煤与生物质共气化可实现煤及生物质资源的清洁高效利用，但碱金属挥发带来的腐蚀问题和气相焦油冷凝带来的管道堵塞问题严重制约共气化技术的开发和应用。为此，本项目拟将共气化过程中碱金属捕集与焦油原位催化重整结合，以具有高效碱金属吸附性能的氧化铝为载体，制备镍基催化剂，改善其原位催化焦油重整反应性能，同步实现碱金属捕集及焦油催化重整转化。利用可视化固定床-激光诱导击穿光谱联用技术研究过程参数对碱金属释放及焦油产率的影响规律。通过在反应器内加装隔板内构件实现碱金属挥发与原位焦油形成过程的分隔和组合，结合催化剂吸附碱金属的特性、原位催化焦油转化性能及其结构特征分析，阐明碱金属捕集与焦油原位催化重整过程的相互作用机制。通过系统研究共气化过程中催化剂结构组成变化、吸附与催化性能，揭示催化剂同步吸附碱金属及催化焦油转化机制。本项目的研究对高品质合成气生产及煤与生物质共气化发展瓶颈问题的解决有重要指导意义。

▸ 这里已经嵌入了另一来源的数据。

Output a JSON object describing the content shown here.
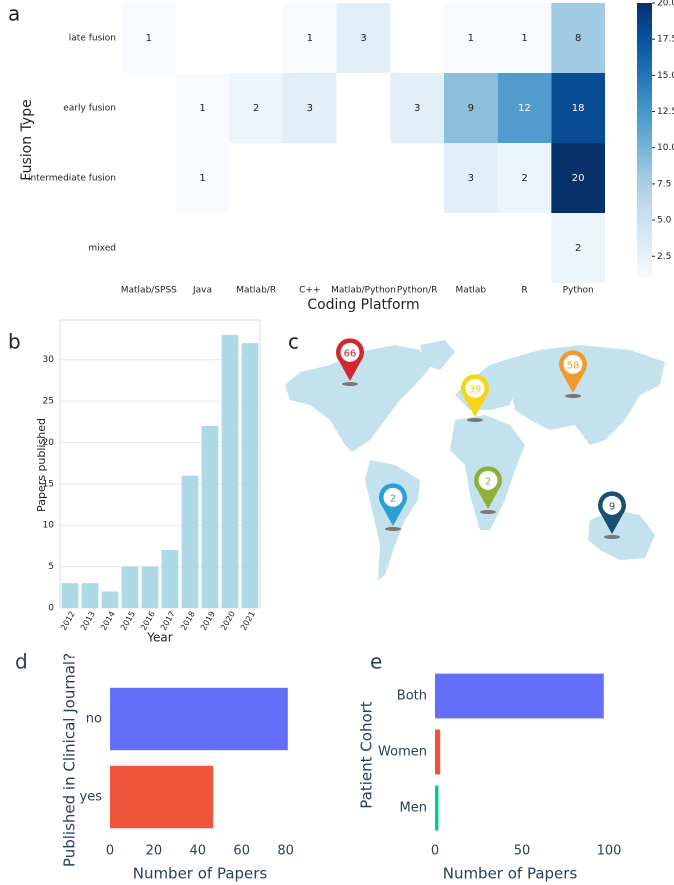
{
  "chart_data": [
    {
      "type": "heatmap",
      "panel_label": "a",
      "x_label": "Coding Platform",
      "y_label": "Fusion Type",
      "categories": [
        "Matlab/SPSS",
        "Java",
        "Matlab/R",
        "C++",
        "Matlab/Python",
        "Python/R",
        "Matlab",
        "R",
        "Python"
      ],
      "rows": [
        "late fusion",
        "early fusion",
        "intermediate fusion",
        "mixed"
      ],
      "values": [
        [
          1,
          null,
          null,
          1,
          3,
          null,
          1,
          1,
          8
        ],
        [
          null,
          1,
          2,
          3,
          null,
          3,
          9,
          12,
          18
        ],
        [
          null,
          1,
          null,
          null,
          null,
          null,
          3,
          2,
          20
        ],
        [
          null,
          null,
          null,
          null,
          null,
          null,
          null,
          null,
          2
        ]
      ],
      "colorscale": [
        "#f7fbff",
        "#deebf7",
        "#c6dbef",
        "#9ecae1",
        "#6baed6",
        "#4292c6",
        "#2171b5",
        "#08519c",
        "#08306b"
      ],
      "clim": [
        1,
        20
      ],
      "colorbar_ticks": [
        2.5,
        {
          "value": 5,
          "label": "5.0"
        },
        7.5,
        {
          "value": 10,
          "label": "10.0"
        },
        12.5,
        {
          "value": 15,
          "label": "15.0"
        },
        17.5,
        {
          "value": 20,
          "label": "20.0"
        }
      ]
    },
    {
      "type": "bar",
      "panel_label": "b",
      "x_label": "Year",
      "y_label": "Papers published",
      "categories": [
        "2012",
        "2013",
        "2014",
        "2015",
        "2016",
        "2017",
        "2018",
        "2019",
        "2020",
        "2021"
      ],
      "values": [
        3,
        3,
        2,
        5,
        5,
        7,
        16,
        22,
        33,
        32
      ],
      "color": "#add8e6",
      "ylim": [
        0,
        34.8
      ],
      "yticks": [
        0,
        5,
        10,
        15,
        20,
        25,
        30
      ],
      "grid": true
    },
    {
      "type": "map",
      "panel_label": "c",
      "values": [
        66,
        39,
        58,
        2,
        2,
        9
      ],
      "colors": [
        "#d1272e",
        "#f4d614",
        "#f29a2e",
        "#2b9fd6",
        "#8cb23c",
        "#1b4f72"
      ]
    },
    {
      "type": "hbar",
      "panel_label": "d",
      "x_label": "Number of Papers",
      "y_label": "Published in Clinical Journal?",
      "categories": [
        "no",
        "yes"
      ],
      "values": [
        81,
        47
      ],
      "colors": [
        "#636efa",
        "#ef553b"
      ],
      "xlim": [
        0,
        82
      ],
      "xticks": [
        0,
        20,
        40,
        60,
        80
      ]
    },
    {
      "type": "hbar",
      "panel_label": "e",
      "x_label": "Number of Papers",
      "y_label": "Patient Cohort",
      "categories": [
        "Both",
        "Women",
        "Men"
      ],
      "values": [
        97,
        3,
        2
      ],
      "colors": [
        "#636efa",
        "#ef553b",
        "#00cc96"
      ],
      "xlim": [
        0,
        100
      ],
      "xticks": [
        0,
        50,
        100
      ]
    }
  ]
}
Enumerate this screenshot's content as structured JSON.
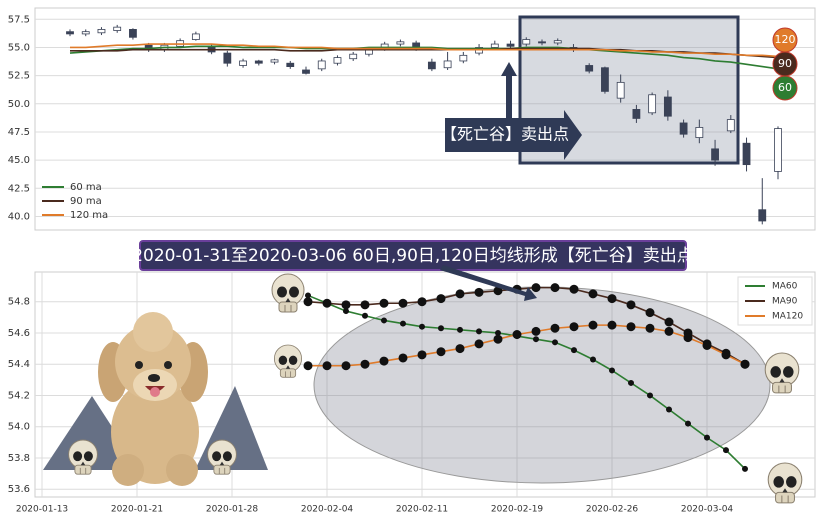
{
  "chart_data": [
    {
      "type": "candlestick",
      "open": [
        56.4,
        56.2,
        56.3,
        56.5,
        56.6,
        55.2,
        54.8,
        55.1,
        55.7,
        55.1,
        54.5,
        53.4,
        53.8,
        53.7,
        53.6,
        53.0,
        53.1,
        53.6,
        54.0,
        54.4,
        54.9,
        55.3,
        55.4,
        53.7,
        53.2,
        53.8,
        54.5,
        55.0,
        55.3,
        55.3,
        55.5,
        55.4,
        55.0,
        53.4,
        53.2,
        50.5,
        49.5,
        49.2,
        50.6,
        48.3,
        47.0,
        46.0,
        47.6,
        46.5,
        40.6,
        44.0
      ],
      "high": [
        56.6,
        56.6,
        56.8,
        57.0,
        56.7,
        55.4,
        55.4,
        55.8,
        56.4,
        55.3,
        54.7,
        54.0,
        53.9,
        54.0,
        53.8,
        53.3,
        54.0,
        54.3,
        54.6,
        55.0,
        55.5,
        55.7,
        55.6,
        54.0,
        54.6,
        54.6,
        55.3,
        55.6,
        55.6,
        55.9,
        55.7,
        55.8,
        55.3,
        53.6,
        53.3,
        52.6,
        49.9,
        51.0,
        51.2,
        48.6,
        48.6,
        46.8,
        49.0,
        47.0,
        43.4,
        48.0
      ],
      "low": [
        56.0,
        56.0,
        56.1,
        56.3,
        55.7,
        54.6,
        54.6,
        55.0,
        55.6,
        54.4,
        53.3,
        53.2,
        53.4,
        53.5,
        53.1,
        52.6,
        52.9,
        53.4,
        53.8,
        54.2,
        54.7,
        55.1,
        54.7,
        52.9,
        53.0,
        53.6,
        54.3,
        54.8,
        54.9,
        55.1,
        55.2,
        55.2,
        54.6,
        52.7,
        50.9,
        50.1,
        48.3,
        49.0,
        48.5,
        47.0,
        46.5,
        44.5,
        47.4,
        44.0,
        39.3,
        43.3
      ],
      "close": [
        56.2,
        56.4,
        56.6,
        56.8,
        55.9,
        54.9,
        55.2,
        55.6,
        56.2,
        54.6,
        53.6,
        53.8,
        53.6,
        53.9,
        53.3,
        52.7,
        53.8,
        54.1,
        54.4,
        54.8,
        55.3,
        55.5,
        54.9,
        53.1,
        53.8,
        54.3,
        55.0,
        55.3,
        55.1,
        55.7,
        55.4,
        55.6,
        54.8,
        52.9,
        51.1,
        51.9,
        48.7,
        50.8,
        48.9,
        47.3,
        47.9,
        45.0,
        48.6,
        44.6,
        39.6,
        47.8
      ],
      "up_color": "#ffffff",
      "down_color": "#3a4257",
      "lines": [
        {
          "name": "60 ma",
          "color": "#2e7d32",
          "end_label": "60",
          "values": [
            54.5,
            54.6,
            54.7,
            54.8,
            54.9,
            54.9,
            55.0,
            55.0,
            55.1,
            55.1,
            55.1,
            55.0,
            55.0,
            55.0,
            55.0,
            54.9,
            54.9,
            54.9,
            54.9,
            55.0,
            55.0,
            55.0,
            55.0,
            55.0,
            54.9,
            54.9,
            54.9,
            54.9,
            54.9,
            55.0,
            55.0,
            55.0,
            54.9,
            54.8,
            54.7,
            54.6,
            54.5,
            54.4,
            54.3,
            54.1,
            54.0,
            53.8,
            53.7,
            53.5,
            53.3,
            53.1
          ]
        },
        {
          "name": "90 ma",
          "color": "#4a2a1e",
          "end_label": "90",
          "values": [
            54.7,
            54.7,
            54.7,
            54.7,
            54.8,
            54.8,
            54.8,
            54.8,
            54.8,
            54.8,
            54.8,
            54.8,
            54.8,
            54.8,
            54.7,
            54.7,
            54.7,
            54.8,
            54.8,
            54.8,
            54.8,
            54.8,
            54.8,
            54.8,
            54.8,
            54.8,
            54.8,
            54.8,
            54.9,
            54.9,
            54.9,
            54.9,
            54.9,
            54.9,
            54.8,
            54.8,
            54.7,
            54.7,
            54.6,
            54.6,
            54.5,
            54.5,
            54.4,
            54.3,
            54.2,
            54.1
          ]
        },
        {
          "name": "120 ma",
          "color": "#e07b2a",
          "end_label": "120",
          "values": [
            55.0,
            55.0,
            55.1,
            55.2,
            55.2,
            55.3,
            55.3,
            55.3,
            55.3,
            55.3,
            55.2,
            55.2,
            55.1,
            55.1,
            55.0,
            55.0,
            55.0,
            54.9,
            54.9,
            54.9,
            54.9,
            54.9,
            54.9,
            54.9,
            54.8,
            54.8,
            54.8,
            54.8,
            54.8,
            54.8,
            54.8,
            54.8,
            54.8,
            54.8,
            54.8,
            54.7,
            54.7,
            54.6,
            54.6,
            54.5,
            54.5,
            54.4,
            54.4,
            54.3,
            54.3,
            54.2
          ]
        }
      ],
      "ylim": [
        38.8,
        58.5
      ],
      "yticks": [
        {
          "value": 40,
          "label": "40.0"
        },
        42.5,
        {
          "value": 45,
          "label": "45.0"
        },
        47.5,
        {
          "value": 50,
          "label": "50.0"
        },
        52.5,
        {
          "value": 55,
          "label": "55.0"
        },
        57.5
      ],
      "grid": true,
      "legend": "lower left",
      "annotation": "【死亡谷】卖出点"
    },
    {
      "type": "line",
      "title": "2020-01-31至2020-03-06 60日,90日,120日均线形成【死亡谷】卖出点",
      "categories": [
        "2020-01-13",
        null,
        null,
        null,
        null,
        "2020-01-21",
        null,
        null,
        null,
        null,
        "2020-01-28",
        null,
        null,
        null,
        null,
        "2020-02-04",
        null,
        null,
        null,
        null,
        "2020-02-11",
        null,
        null,
        null,
        null,
        "2020-02-19",
        null,
        null,
        null,
        null,
        "2020-02-26",
        null,
        null,
        null,
        null,
        "2020-03-04",
        null,
        null
      ],
      "series": [
        {
          "name": "MA60",
          "color": "#2e7d32",
          "values": [
            null,
            null,
            null,
            null,
            null,
            null,
            null,
            null,
            null,
            null,
            null,
            null,
            null,
            null,
            54.84,
            54.79,
            54.74,
            54.71,
            54.68,
            54.66,
            54.64,
            54.63,
            54.62,
            54.61,
            54.6,
            54.58,
            54.56,
            54.54,
            54.49,
            54.43,
            54.36,
            54.28,
            54.2,
            54.11,
            54.02,
            53.93,
            53.85,
            53.73
          ]
        },
        {
          "name": "MA90",
          "color": "#4a2a1e",
          "values": [
            null,
            null,
            null,
            null,
            null,
            null,
            null,
            null,
            null,
            null,
            null,
            null,
            null,
            null,
            54.8,
            54.79,
            54.78,
            54.78,
            54.79,
            54.79,
            54.8,
            54.82,
            54.85,
            54.86,
            54.87,
            54.88,
            54.89,
            54.89,
            54.88,
            54.85,
            54.82,
            54.78,
            54.73,
            54.67,
            54.6,
            54.53,
            54.47,
            54.4
          ]
        },
        {
          "name": "MA120",
          "color": "#e07b2a",
          "values": [
            null,
            null,
            null,
            null,
            null,
            null,
            null,
            null,
            null,
            null,
            null,
            null,
            null,
            null,
            54.39,
            54.39,
            54.39,
            54.4,
            54.42,
            54.44,
            54.46,
            54.48,
            54.5,
            54.53,
            54.56,
            54.59,
            54.61,
            54.63,
            54.64,
            54.65,
            54.65,
            54.64,
            54.63,
            54.61,
            54.57,
            54.52,
            54.46,
            54.4
          ]
        }
      ],
      "ylim": [
        53.55,
        54.99
      ],
      "yticks": [
        53.6,
        53.8,
        {
          "value": 54,
          "label": "54.0"
        },
        54.2,
        54.4,
        54.6,
        54.8
      ],
      "grid": true,
      "legend": "upper right",
      "markers": true
    }
  ]
}
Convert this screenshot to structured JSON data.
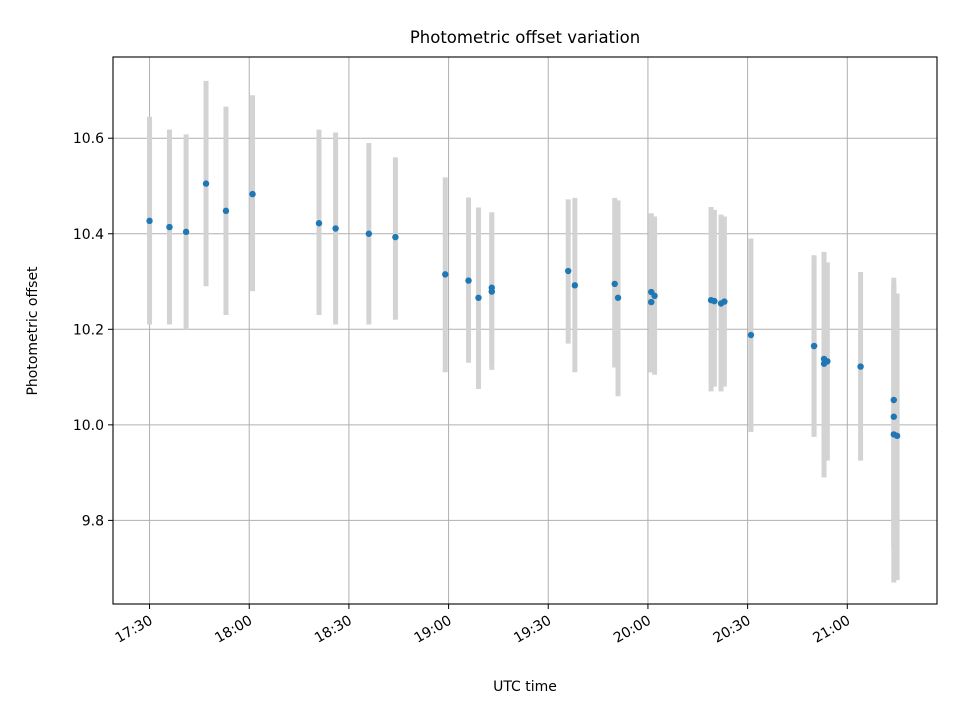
{
  "chart_data": {
    "type": "scatter",
    "title": "Photometric offset variation",
    "xlabel": "UTC time",
    "ylabel": "Photometric offset",
    "x_ticks": [
      "17:30",
      "18:00",
      "18:30",
      "19:00",
      "19:30",
      "20:00",
      "20:30",
      "21:00"
    ],
    "y_ticks": [
      "9.8",
      "10.0",
      "10.2",
      "10.4",
      "10.6"
    ],
    "xlim": [
      "17:19",
      "21:27"
    ],
    "ylim": [
      9.625,
      10.77
    ],
    "grid": true,
    "series": [
      {
        "marker_color": "#1f77b4",
        "errorbar_color": "#d3d3d3",
        "points": [
          {
            "x": "17:30",
            "y": 10.427,
            "ylo": 10.21,
            "yhi": 10.645
          },
          {
            "x": "17:36",
            "y": 10.414,
            "ylo": 10.21,
            "yhi": 10.618
          },
          {
            "x": "17:41",
            "y": 10.404,
            "ylo": 10.2,
            "yhi": 10.608
          },
          {
            "x": "17:47",
            "y": 10.505,
            "ylo": 10.29,
            "yhi": 10.72
          },
          {
            "x": "17:53",
            "y": 10.448,
            "ylo": 10.23,
            "yhi": 10.666
          },
          {
            "x": "18:01",
            "y": 10.483,
            "ylo": 10.28,
            "yhi": 10.69
          },
          {
            "x": "18:21",
            "y": 10.422,
            "ylo": 10.23,
            "yhi": 10.618
          },
          {
            "x": "18:26",
            "y": 10.411,
            "ylo": 10.21,
            "yhi": 10.612
          },
          {
            "x": "18:36",
            "y": 10.4,
            "ylo": 10.21,
            "yhi": 10.59
          },
          {
            "x": "18:44",
            "y": 10.393,
            "ylo": 10.22,
            "yhi": 10.56
          },
          {
            "x": "18:59",
            "y": 10.315,
            "ylo": 10.11,
            "yhi": 10.518
          },
          {
            "x": "19:06",
            "y": 10.302,
            "ylo": 10.13,
            "yhi": 10.476
          },
          {
            "x": "19:09",
            "y": 10.266,
            "ylo": 10.075,
            "yhi": 10.455
          },
          {
            "x": "19:13",
            "y": 10.287,
            "ylo": 10.13,
            "yhi": 10.44
          },
          {
            "x": "19:13",
            "y": 10.279,
            "ylo": 10.115,
            "yhi": 10.445
          },
          {
            "x": "19:36",
            "y": 10.322,
            "ylo": 10.17,
            "yhi": 10.472
          },
          {
            "x": "19:38",
            "y": 10.292,
            "ylo": 10.11,
            "yhi": 10.475
          },
          {
            "x": "19:50",
            "y": 10.295,
            "ylo": 10.12,
            "yhi": 10.475
          },
          {
            "x": "19:51",
            "y": 10.266,
            "ylo": 10.06,
            "yhi": 10.47
          },
          {
            "x": "20:01",
            "y": 10.278,
            "ylo": 10.11,
            "yhi": 10.443
          },
          {
            "x": "20:01",
            "y": 10.257,
            "ylo": 10.11,
            "yhi": 10.44
          },
          {
            "x": "20:02",
            "y": 10.27,
            "ylo": 10.105,
            "yhi": 10.436
          },
          {
            "x": "20:19",
            "y": 10.261,
            "ylo": 10.07,
            "yhi": 10.456
          },
          {
            "x": "20:20",
            "y": 10.259,
            "ylo": 10.08,
            "yhi": 10.45
          },
          {
            "x": "20:22",
            "y": 10.254,
            "ylo": 10.07,
            "yhi": 10.44
          },
          {
            "x": "20:23",
            "y": 10.258,
            "ylo": 10.08,
            "yhi": 10.436
          },
          {
            "x": "20:31",
            "y": 10.188,
            "ylo": 9.985,
            "yhi": 10.39
          },
          {
            "x": "20:50",
            "y": 10.165,
            "ylo": 9.975,
            "yhi": 10.355
          },
          {
            "x": "20:50",
            "y": 10.165,
            "ylo": 9.975,
            "yhi": 10.35
          },
          {
            "x": "20:53",
            "y": 10.128,
            "ylo": 9.89,
            "yhi": 10.362
          },
          {
            "x": "20:53",
            "y": 10.138,
            "ylo": 9.92,
            "yhi": 10.358
          },
          {
            "x": "20:54",
            "y": 10.133,
            "ylo": 9.925,
            "yhi": 10.34
          },
          {
            "x": "21:04",
            "y": 10.122,
            "ylo": 9.925,
            "yhi": 10.32
          },
          {
            "x": "21:14",
            "y": 10.052,
            "ylo": 9.745,
            "yhi": 10.308
          },
          {
            "x": "21:14",
            "y": 10.017,
            "ylo": 9.74,
            "yhi": 10.295
          },
          {
            "x": "21:14",
            "y": 9.98,
            "ylo": 9.67,
            "yhi": 10.29
          },
          {
            "x": "21:15",
            "y": 9.977,
            "ylo": 9.675,
            "yhi": 10.275
          }
        ]
      }
    ]
  }
}
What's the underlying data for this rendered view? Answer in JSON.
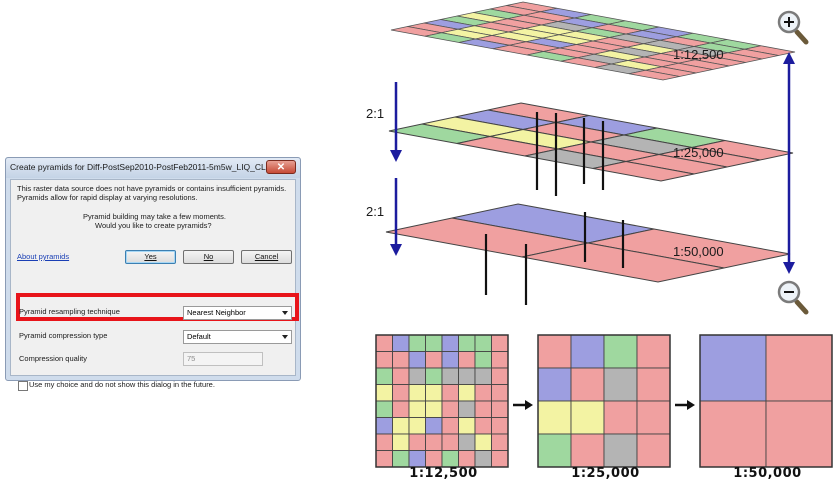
{
  "dialog": {
    "title": "Create pyramids for Diff-PostSep2010-PostFeb2011-5m5w_LIQ_CLI...",
    "close_glyph": "✕",
    "intro_line1": "This raster data source does not have pyramids or contains insufficient pyramids.",
    "intro_line2": "Pyramids allow for rapid display at varying resolutions.",
    "prompt_line1": "Pyramid building may take a few moments.",
    "prompt_line2": "Would you like to create pyramids?",
    "about_link": "About pyramids",
    "yes_label": "Yes",
    "no_label": "No",
    "cancel_label": "Cancel",
    "resampling_label": "Pyramid resampling technique",
    "resampling_value": "Nearest Neighbor",
    "compression_type_label": "Pyramid compression type",
    "compression_type_value": "Default",
    "compression_quality_label": "Compression quality",
    "compression_quality_value": "75",
    "remember_label": "Use my choice and do not show this dialog in the future."
  },
  "diagram": {
    "ratio_upper": "2:1",
    "ratio_lower": "2:1",
    "level_labels": [
      "1:12,500",
      "1:25,000",
      "1:50,000"
    ],
    "grid_labels": [
      "1:12,500",
      "1:25,000",
      "1:50,000"
    ],
    "zoom_in_icon": "magnifier-plus",
    "zoom_out_icon": "magnifier-minus",
    "colors": {
      "red": "#f0a0a0",
      "green": "#9fd89f",
      "blue": "#9d9ee0",
      "yellow": "#f3f3a3",
      "gray": "#b4b4b4",
      "arrow": "#1c1c9e"
    }
  }
}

Co-gasification of coal and biomass is an important technology to realize the clean and efficiency utilization of coal and biomass. However, the corrosion of pipeline caused by release of alkali and the pipe blockage caused by condensation of tar seriously limit the further development and industrialization of co-gasification technology. Therefore, in this project, we propose a process to combine capture of alkali salts and in-situ catalytic reforming of tar, and improve the catalytic performance of catalyst by enhancing the interaction between supporter and alkali vapor, realizing the efficient adsorption of alkali vapor and conversion of tar together. The effect of process parameters on co-gasification will be investigated using a system combing the visual fixed bed reactor and laser induced breakdown spectroscopy to obtain the basic role of alkali volatilization and tar yield. A baffled reactor will be designed to isolate or combine the release of alkali and formation of in-situ tar, and the interaction effect between the adsorption process of alkali and in-situ catalytic reforming reaction of tar well be revealed by analyzing the alkali adsorption characteristic, catalytic performance and structure properties of catalyst. Finally, the structure properties and adsorption/catalytic performance of the catalyst during catalytic co-gasification of biomass and coal will be studied to reveal the mechanism on synchronous alkali salts removal and in-situ tar catalytic reforming of catalyst.